Your input on whether this is helpful would be much appreciated.

Best, Phil

[statsgirl1]

@Phillip-a-richmond Thank you for this! Sorry to jump in. The documentation is definitely helpful. I've been playing around with this program more lately and wonder if there is going to a more automated way to go from candidate lists to a json variant file for ExpansionHunter input?
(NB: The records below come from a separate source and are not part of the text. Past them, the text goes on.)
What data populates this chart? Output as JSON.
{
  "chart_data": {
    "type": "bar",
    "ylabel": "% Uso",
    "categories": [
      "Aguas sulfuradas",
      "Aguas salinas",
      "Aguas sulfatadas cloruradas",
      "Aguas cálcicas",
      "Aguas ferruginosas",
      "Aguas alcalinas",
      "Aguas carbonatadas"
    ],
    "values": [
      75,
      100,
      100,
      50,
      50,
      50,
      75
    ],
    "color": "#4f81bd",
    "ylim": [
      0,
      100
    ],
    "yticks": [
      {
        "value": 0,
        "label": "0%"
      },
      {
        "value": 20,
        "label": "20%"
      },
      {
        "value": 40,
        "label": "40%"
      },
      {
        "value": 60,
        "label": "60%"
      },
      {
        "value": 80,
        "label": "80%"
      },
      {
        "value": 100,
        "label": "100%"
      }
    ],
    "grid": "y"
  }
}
Additionally, I think if the counts column were divided into case and control it could be useful for identifying intermediate sized expansions in cases/borderline pathogenic.

[egor-dolzhenko]

@statsgirl1 Thanks for reaching out! We are working on a tool to transform repeat regions output by ExpansionHunter Denovo into input files for ExpansionHunter. Would you be interested in trying out an early version of the tool? If yes, we could send it to you as soon as it's ready.

[statsgirl1]

Yes for sure, that would be of great interest!

On Tue, Jul 28, 2020 at 12:20 AM Egor Dolzhenko notifications@github.com wrote:

@statsgirl1 https://github.com/statsgirl1 Thanks for reaching out! We are working on a tool to transform repeat regions output by ExpansionHunter Denovo into input files for ExpansionHunter. Would you be interested in trying out an early version of the tool? If yes, we could send it to you as soon as it's ready.

— You are receiving this because you were mentioned. Reply to this email directly, view it on GitHub https://github.com/Illumina/ExpansionHunterDenovo/issues/5#issuecomment-664767952, or unsubscribe https://github.com/notifications/unsubscribe-auth/AQGIZN7UDVS5LGNJB2RWU3DR5ZGZ5ANCNFSM4J26M55A .

[francesca-lucas]

Thank you for the wonderful tools you have developed! I just stumbled upon this thread, and I had exactly the same question/goal as statsgirl1: I would like to transform the ExpansionHunter Denovo output into variant catalog files for ExpansionHunter. @egor-dolzhenko, would it be possible for me to try out this transformation tool as well?

I don't mind at all if it is not finished, anything you have got so far would be most helpful. :)

[egor-dolzhenko]

@fransje-lucas Thank you for using our tools! And yes, happy to share what we have. Could you please send me an email (edolzhenko@illumina.com)?

[francesca-lucas]

@egor-dolzhenko Wonderful, I have sent you an email. Thank you so much!